Sahalarımızda maç değil, artık kavgalar yaşanıyor. Futbolcular birbirine acımadan sanki sakatlamak için giriyor. Peki bu oyuncuları birbirine kim kırdırıyor? Önce yöneticiler, sonrasında da televizyondaki hakem yorumcuları.

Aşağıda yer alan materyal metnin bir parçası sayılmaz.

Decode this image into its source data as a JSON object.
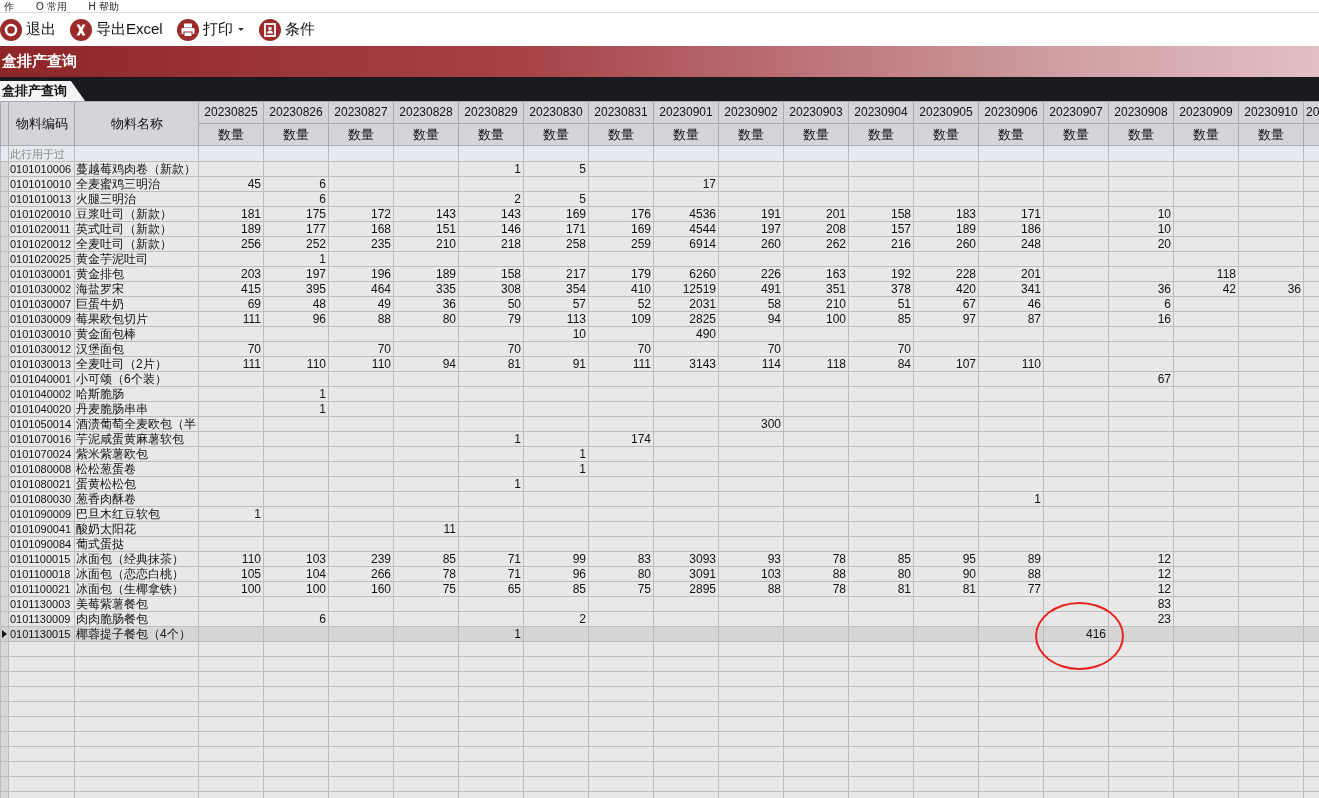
{
  "menu": [
    {
      "label": "作"
    },
    {
      "label": "O 常用"
    },
    {
      "label": "H 帮助"
    }
  ],
  "toolbar": [
    {
      "kind": "exit",
      "label": "退出",
      "dropdown": false
    },
    {
      "kind": "excel",
      "label": "导出Excel",
      "dropdown": false
    },
    {
      "kind": "print",
      "label": "打印",
      "dropdown": true
    },
    {
      "kind": "filter",
      "label": "条件",
      "dropdown": false
    }
  ],
  "title": "盒排产查询",
  "tabs": [
    {
      "label": "盒排产查询",
      "selected": true
    }
  ],
  "table": {
    "code_header": "物料编码",
    "name_header": "物料名称",
    "filter_hint": "此行用于过",
    "columns": [
      {
        "date": "20230825",
        "measure": "数量"
      },
      {
        "date": "20230826",
        "measure": "数量"
      },
      {
        "date": "20230827",
        "measure": "数量"
      },
      {
        "date": "20230828",
        "measure": "数量"
      },
      {
        "date": "20230829",
        "measure": "数量"
      },
      {
        "date": "20230830",
        "measure": "数量"
      },
      {
        "date": "20230831",
        "measure": "数量"
      },
      {
        "date": "20230901",
        "measure": "数量"
      },
      {
        "date": "20230902",
        "measure": "数量"
      },
      {
        "date": "20230903",
        "measure": "数量"
      },
      {
        "date": "20230904",
        "measure": "数量"
      },
      {
        "date": "20230905",
        "measure": "数量"
      },
      {
        "date": "20230906",
        "measure": "数量"
      },
      {
        "date": "20230907",
        "measure": "数量"
      },
      {
        "date": "20230908",
        "measure": "数量"
      },
      {
        "date": "20230909",
        "measure": "数量"
      },
      {
        "date": "20230910",
        "measure": "数量"
      },
      {
        "date": "20"
      }
    ],
    "rows": [
      {
        "code": "0101010006",
        "name": "蔓越莓鸡肉卷（新款）",
        "quantities": {
          "c4": "1",
          "c5": "5"
        },
        "selected": false,
        "circled": false
      },
      {
        "code": "0101010010",
        "name": "全麦蜜鸡三明治",
        "quantities": {
          "c0": "45",
          "c1": "6",
          "c7": "17"
        },
        "selected": false,
        "circled": false
      },
      {
        "code": "0101010013",
        "name": "火腿三明治",
        "quantities": {
          "c1": "6",
          "c4": "2",
          "c5": "5"
        },
        "selected": false,
        "circled": false
      },
      {
        "code": "0101020010",
        "name": "豆浆吐司（新款）",
        "quantities": {
          "c0": "181",
          "c1": "175",
          "c2": "172",
          "c3": "143",
          "c4": "143",
          "c5": "169",
          "c6": "176",
          "c7": "4536",
          "c8": "191",
          "c9": "201",
          "c10": "158",
          "c11": "183",
          "c12": "171",
          "c14": "10"
        },
        "selected": false,
        "circled": false
      },
      {
        "code": "0101020011",
        "name": "英式吐司（新款）",
        "quantities": {
          "c0": "189",
          "c1": "177",
          "c2": "168",
          "c3": "151",
          "c4": "146",
          "c5": "171",
          "c6": "169",
          "c7": "4544",
          "c8": "197",
          "c9": "208",
          "c10": "157",
          "c11": "189",
          "c12": "186",
          "c14": "10"
        },
        "selected": false,
        "circled": false
      },
      {
        "code": "0101020012",
        "name": "全麦吐司（新款）",
        "quantities": {
          "c0": "256",
          "c1": "252",
          "c2": "235",
          "c3": "210",
          "c4": "218",
          "c5": "258",
          "c6": "259",
          "c7": "6914",
          "c8": "260",
          "c9": "262",
          "c10": "216",
          "c11": "260",
          "c12": "248",
          "c14": "20"
        },
        "selected": false,
        "circled": false
      },
      {
        "code": "0101020025",
        "name": "黄金芋泥吐司",
        "quantities": {
          "c1": "1"
        },
        "selected": false,
        "circled": false
      },
      {
        "code": "0101030001",
        "name": "黄金排包",
        "quantities": {
          "c0": "203",
          "c1": "197",
          "c2": "196",
          "c3": "189",
          "c4": "158",
          "c5": "217",
          "c6": "179",
          "c7": "6260",
          "c8": "226",
          "c9": "163",
          "c10": "192",
          "c11": "228",
          "c12": "201",
          "c15": "118"
        },
        "selected": false,
        "circled": false
      },
      {
        "code": "0101030002",
        "name": "海盐罗宋",
        "quantities": {
          "c0": "415",
          "c1": "395",
          "c2": "464",
          "c3": "335",
          "c4": "308",
          "c5": "354",
          "c6": "410",
          "c7": "12519",
          "c8": "491",
          "c9": "351",
          "c10": "378",
          "c11": "420",
          "c12": "341",
          "c14": "36",
          "c15": "42",
          "c16": "36"
        },
        "selected": false,
        "circled": false
      },
      {
        "code": "0101030007",
        "name": "巨蛋牛奶",
        "quantities": {
          "c0": "69",
          "c1": "48",
          "c2": "49",
          "c3": "36",
          "c4": "50",
          "c5": "57",
          "c6": "52",
          "c7": "2031",
          "c8": "58",
          "c9": "210",
          "c10": "51",
          "c11": "67",
          "c12": "46",
          "c14": "6"
        },
        "selected": false,
        "circled": false
      },
      {
        "code": "0101030009",
        "name": "莓果欧包切片",
        "quantities": {
          "c0": "111",
          "c1": "96",
          "c2": "88",
          "c3": "80",
          "c4": "79",
          "c5": "113",
          "c6": "109",
          "c7": "2825",
          "c8": "94",
          "c9": "100",
          "c10": "85",
          "c11": "97",
          "c12": "87",
          "c14": "16"
        },
        "selected": false,
        "circled": false
      },
      {
        "code": "0101030010",
        "name": "黄金面包棒",
        "quantities": {
          "c5": "10",
          "c7": "490"
        },
        "selected": false,
        "circled": false
      },
      {
        "code": "0101030012",
        "name": "汉堡面包",
        "quantities": {
          "c0": "70",
          "c2": "70",
          "c4": "70",
          "c6": "70",
          "c8": "70",
          "c10": "70"
        },
        "selected": false,
        "circled": false
      },
      {
        "code": "0101030013",
        "name": "全麦吐司（2片）",
        "quantities": {
          "c0": "111",
          "c1": "110",
          "c2": "110",
          "c3": "94",
          "c4": "81",
          "c5": "91",
          "c6": "111",
          "c7": "3143",
          "c8": "114",
          "c9": "118",
          "c10": "84",
          "c11": "107",
          "c12": "110"
        },
        "selected": false,
        "circled": false
      },
      {
        "code": "0101040001",
        "name": "小可颂（6个装）",
        "quantities": {
          "c14": "67"
        },
        "selected": false,
        "circled": false
      },
      {
        "code": "0101040002",
        "name": "哈斯脆肠",
        "quantities": {
          "c1": "1"
        },
        "selected": false,
        "circled": false
      },
      {
        "code": "0101040020",
        "name": "丹麦脆肠串串",
        "quantities": {
          "c1": "1"
        },
        "selected": false,
        "circled": false
      },
      {
        "code": "0101050014",
        "name": "酒渍葡萄全麦欧包（半",
        "quantities": {
          "c8": "300"
        },
        "selected": false,
        "circled": false
      },
      {
        "code": "0101070016",
        "name": "芋泥咸蛋黄麻薯软包",
        "quantities": {
          "c4": "1",
          "c6": "174"
        },
        "selected": false,
        "circled": false
      },
      {
        "code": "0101070024",
        "name": "紫米紫薯欧包",
        "quantities": {
          "c5": "1"
        },
        "selected": false,
        "circled": false
      },
      {
        "code": "0101080008",
        "name": "松松葱蛋卷",
        "quantities": {
          "c5": "1"
        },
        "selected": false,
        "circled": false
      },
      {
        "code": "0101080021",
        "name": "蛋黄松松包",
        "quantities": {
          "c4": "1"
        },
        "selected": false,
        "circled": false
      },
      {
        "code": "0101080030",
        "name": "葱香肉酥卷",
        "quantities": {
          "c12": "1"
        },
        "selected": false,
        "circled": false
      },
      {
        "code": "0101090009",
        "name": "巴旦木红豆软包",
        "quantities": {
          "c0": "1"
        },
        "selected": false,
        "circled": false
      },
      {
        "code": "0101090041",
        "name": "酸奶太阳花",
        "quantities": {
          "c3": "11"
        },
        "selected": false,
        "circled": false
      },
      {
        "code": "0101090084",
        "name": "葡式蛋挞",
        "selected": false,
        "circled": false
      },
      {
        "code": "0101100015",
        "name": "冰面包（经典抹茶）",
        "quantities": {
          "c0": "110",
          "c1": "103",
          "c2": "239",
          "c3": "85",
          "c4": "71",
          "c5": "99",
          "c6": "83",
          "c7": "3093",
          "c8": "93",
          "c9": "78",
          "c10": "85",
          "c11": "95",
          "c12": "89",
          "c14": "12"
        },
        "selected": false,
        "circled": false
      },
      {
        "code": "0101100018",
        "name": "冰面包（恋恋白桃）",
        "quantities": {
          "c0": "105",
          "c1": "104",
          "c2": "266",
          "c3": "78",
          "c4": "71",
          "c5": "96",
          "c6": "80",
          "c7": "3091",
          "c8": "103",
          "c9": "88",
          "c10": "80",
          "c11": "90",
          "c12": "88",
          "c14": "12"
        },
        "selected": false,
        "circled": false
      },
      {
        "code": "0101100021",
        "name": "冰面包（生椰拿铁）",
        "quantities": {
          "c0": "100",
          "c1": "100",
          "c2": "160",
          "c3": "75",
          "c4": "65",
          "c5": "85",
          "c6": "75",
          "c7": "2895",
          "c8": "88",
          "c9": "78",
          "c10": "81",
          "c11": "81",
          "c12": "77",
          "c14": "12"
        },
        "selected": false,
        "circled": false
      },
      {
        "code": "0101130003",
        "name": "美莓紫薯餐包",
        "quantities": {
          "c14": "83"
        },
        "selected": false,
        "circled": false
      },
      {
        "code": "0101130009",
        "name": "肉肉脆肠餐包",
        "quantities": {
          "c1": "6",
          "c5": "2",
          "c14": "23"
        },
        "selected": false,
        "circled": false
      },
      {
        "code": "0101130015",
        "name": "椰蓉提子餐包（4个）",
        "quantities": {
          "c4": "1",
          "c13": "416"
        },
        "selected": true,
        "circled": true
      }
    ]
  }
}
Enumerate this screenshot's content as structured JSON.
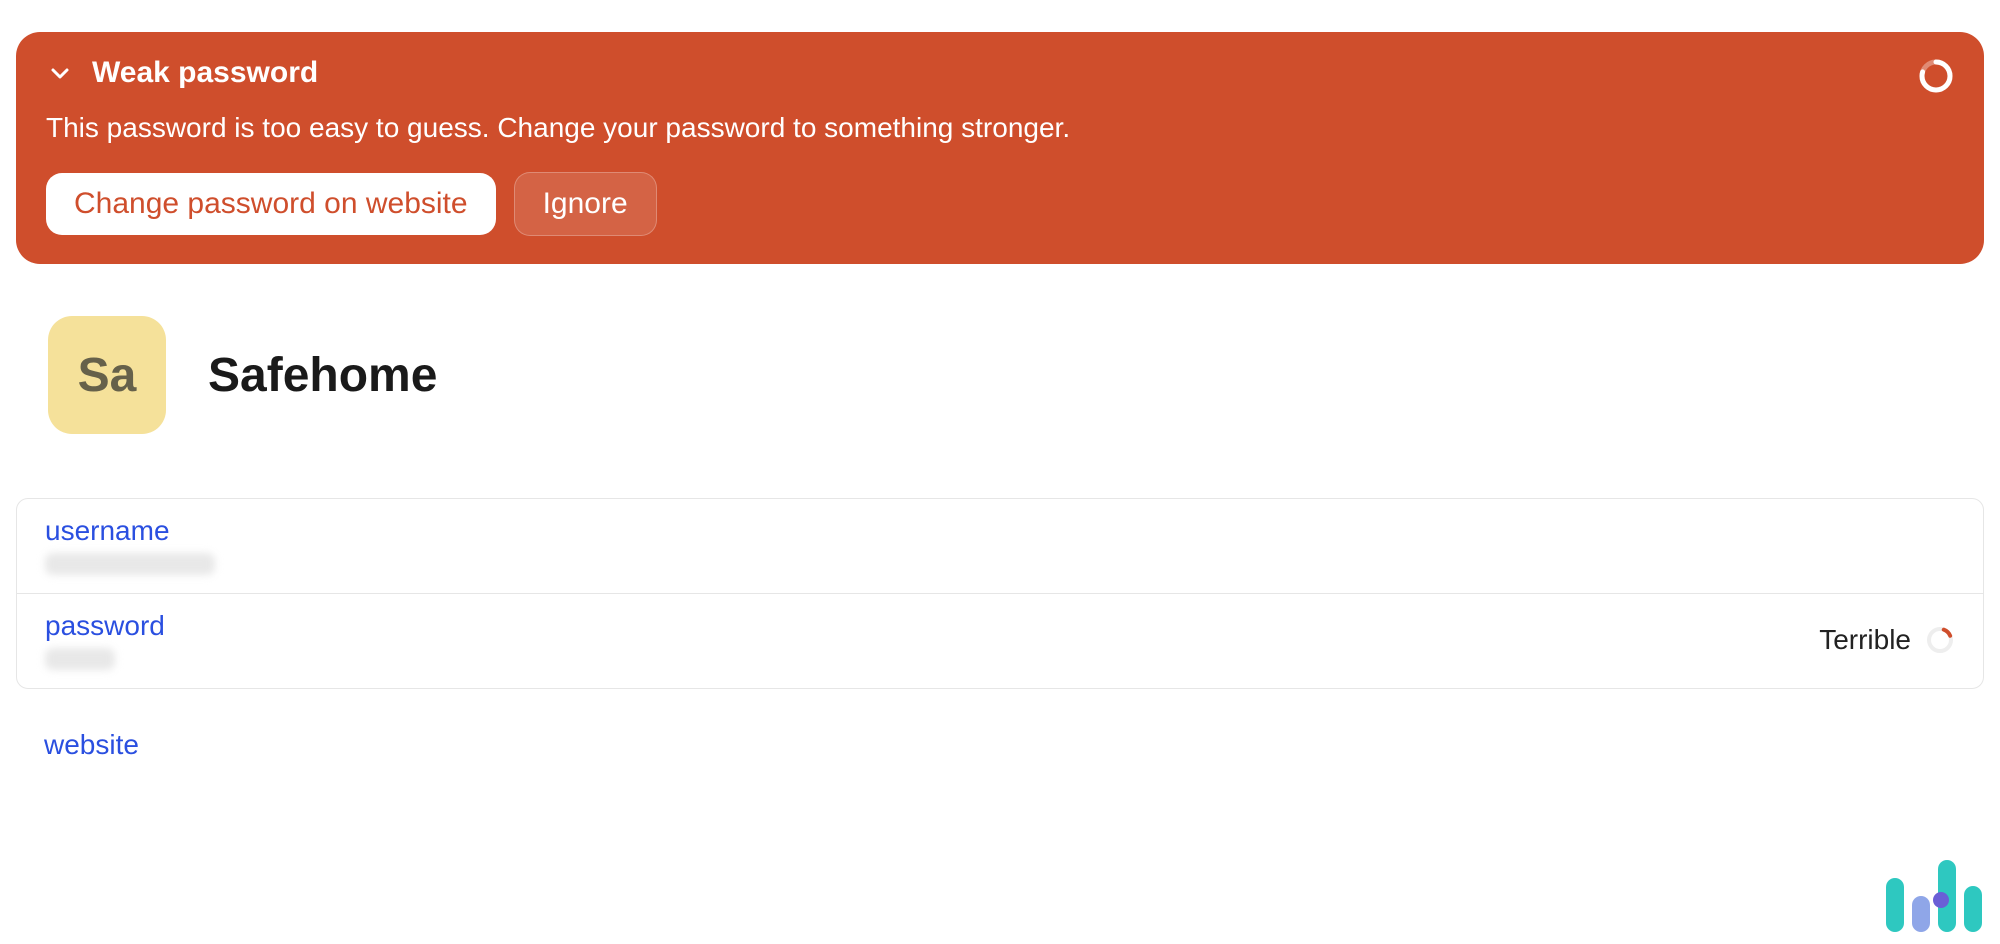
{
  "alert": {
    "title": "Weak password",
    "body": "This password is too easy to guess. Change your password to something stronger.",
    "primary_button": "Change password on website",
    "secondary_button": "Ignore"
  },
  "item": {
    "avatar_text": "Sa",
    "title": "Safehome"
  },
  "fields": {
    "username_label": "username",
    "password_label": "password",
    "password_strength": "Terrible",
    "website_label": "website"
  }
}
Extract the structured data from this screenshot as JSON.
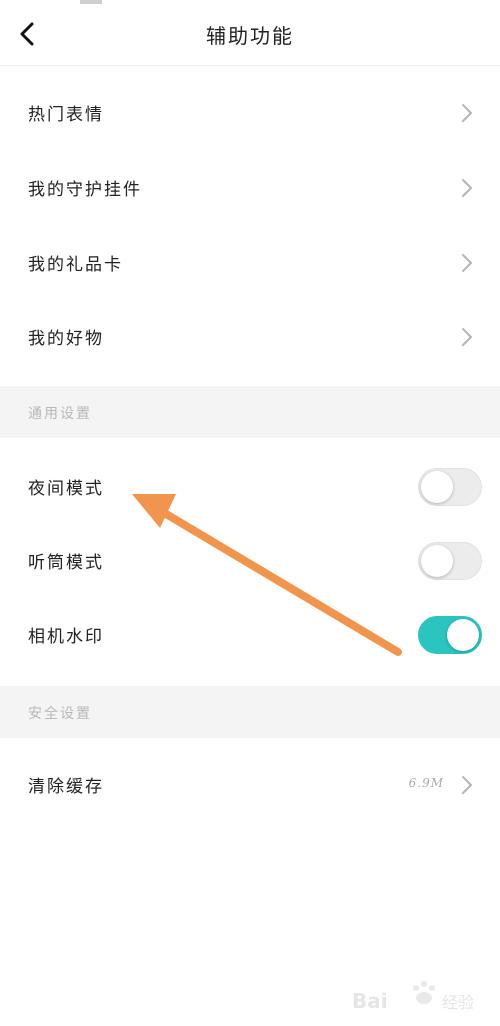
{
  "header": {
    "title": "辅助功能"
  },
  "menu_group_1": [
    {
      "label": "热门表情"
    },
    {
      "label": "我的守护挂件"
    },
    {
      "label": "我的礼品卡"
    },
    {
      "label": "我的好物"
    }
  ],
  "general_settings": {
    "section_label": "通用设置",
    "items": [
      {
        "label": "夜间模式",
        "enabled": false
      },
      {
        "label": "听筒模式",
        "enabled": false
      },
      {
        "label": "相机水印",
        "enabled": true
      }
    ]
  },
  "security_settings": {
    "section_label": "安全设置",
    "items": [
      {
        "label": "清除缓存",
        "value": "6.9M"
      }
    ]
  },
  "colors": {
    "toggle_on": "#2cc4bf",
    "annotation_arrow": "#f0944e"
  },
  "icons": {
    "back": "chevron-left-icon",
    "row_arrow": "chevron-right-icon"
  }
}
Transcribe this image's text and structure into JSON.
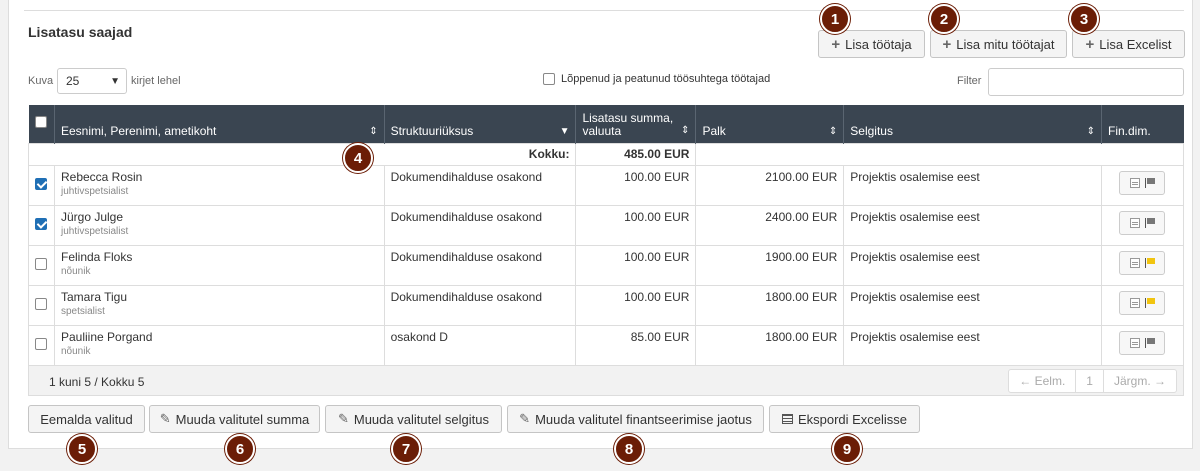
{
  "section_title": "Lisatasu saajad",
  "header_buttons": {
    "add_employee": "Lisa töötaja",
    "add_many": "Lisa mitu töötajat",
    "add_excel": "Lisa Excelist"
  },
  "controls": {
    "show_label": "Kuva",
    "page_size": "25",
    "per_page_label": "kirjet lehel",
    "ended_label": "Lõppenud ja peatunud töösuhtega töötajad",
    "ended_checked": false,
    "filter_label": "Filter",
    "filter_value": ""
  },
  "table": {
    "headers": {
      "name": "Eesnimi, Perenimi, ametikoht",
      "unit": "Struktuuriüksus",
      "amount": "Lisatasu summa, valuuta",
      "salary": "Palk",
      "reason": "Selgitus",
      "findim": "Fin.dim."
    },
    "total_label": "Kokku:",
    "total_value": "485.00 EUR",
    "rows": [
      {
        "name": "Rebecca Rosin",
        "role": "juhtivspetsialist",
        "unit": "Dokumendihalduse osakond",
        "amount": "100.00 EUR",
        "salary": "2100.00 EUR",
        "reason": "Projektis osalemise eest",
        "checked": true,
        "flag": "gray"
      },
      {
        "name": "Jürgo Julge",
        "role": "juhtivspetsialist",
        "unit": "Dokumendihalduse osakond",
        "amount": "100.00 EUR",
        "salary": "2400.00 EUR",
        "reason": "Projektis osalemise eest",
        "checked": true,
        "flag": "gray"
      },
      {
        "name": "Felinda Floks",
        "role": "nõunik",
        "unit": "Dokumendihalduse osakond",
        "amount": "100.00 EUR",
        "salary": "1900.00 EUR",
        "reason": "Projektis osalemise eest",
        "checked": false,
        "flag": "yellow"
      },
      {
        "name": "Tamara Tigu",
        "role": "spetsialist",
        "unit": "Dokumendihalduse osakond",
        "amount": "100.00 EUR",
        "salary": "1800.00 EUR",
        "reason": "Projektis osalemise eest",
        "checked": false,
        "flag": "yellow"
      },
      {
        "name": "Pauliine Porgand",
        "role": "nõunik",
        "unit": "osakond D",
        "amount": "85.00 EUR",
        "salary": "1800.00 EUR",
        "reason": "Projektis osalemise eest",
        "checked": false,
        "flag": "gray"
      }
    ]
  },
  "footer": {
    "info": "1 kuni 5 / Kokku 5",
    "prev": "← Eelm.",
    "page": "1",
    "next": "Järgm. →"
  },
  "bottom_buttons": {
    "remove": "Eemalda valitud",
    "change_sum": "Muuda valitutel summa",
    "change_reason": "Muuda valitutel selgitus",
    "change_financing": "Muuda valitutel finantseerimise jaotus",
    "export": "Ekspordi Excelisse"
  },
  "badges": [
    "1",
    "2",
    "3",
    "4",
    "5",
    "6",
    "7",
    "8",
    "9"
  ],
  "colors": {
    "header_bg": "#3a4551",
    "badge_bg": "#6b1d06",
    "checkbox_blue": "#1f6fb5",
    "flag_yellow": "#f1c40f"
  }
}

Geçen haftayı bir düşünün. Spor sayfalarında tv'deki yorumlarda hep konuşulan Federasyon, MHK ve hakemler... Eleştiriler seviyesiz.. Hedef gösteren yöneticiler hakemlerin sahadaki tavırlarına söylemediklerini bırakmıyorlar. Amaç ne? Hakemleri etkileyip kendi takımlarına avantaj sağlayabilmek. Hal böyle olunca hakemler de büyük oranda etkileniyor. Futbolcuyu eleştirirken, "Kendine güveni yok bu nedenle kötü oynuyor" diyoruz da hakem için niye aynı şeyleri düşünmüyoruz.
Ben bizim hakemlerin yerinde olsam maçları boykot eder sahaya çıkmam. Artık herkes haddini aştı. Bu ülkede yalnız hakemi suçlamak yersiz ve yanlış. Ünsal Çimen temposu yüksek iyi mücadele olan maçı bence en az hatayla bitirdi.
Malatya ve Ziya Doğan'ı kutluyorum. Çıkışları boşuna değildi. Taş gibi bir takım. Çok da iyi mücadele ettiler.
Asıl sorun G.Saray. Amaçsız ne yaptığını bilmeyen telaşlı ve aceleci bir futbol oynadılar. Lucescu diyor ki "Oyunu yönlendirecek bir futbolcuya ihtiyacım var" Yok hoca yanlış düşünüyorsun. Önce forvetlerine ceza alanında nerede duracağını öğret. Kanattan az da olsa gelen toplarda Berkant ile Murat yanyana duruyor. Neden biri ön direkte, diğeri arka direkte değil? Son vuruşlarda beceriksizlik niye? Bunları çöz? Rakipler genelde düşme potasında. Canlarıyla, yürekleriyle defans yaparak mücadele ediyorlar. Senin takımın ne yapıyor. Sanki o duvarı delip geçecek! Kapalı defanslara karşı nasıl oynanacağını bilmiyor musun?
Ama görülüyorki ya sen beceremiyorsun ya da oyuncun. Çünkü takımın fizik gücü yeterince iyi. Tek sorun organize olup takım gibi mücadele etmemeleri. Sahadaki herşey kopuk. Büyük oranda iletişim eksikliği var.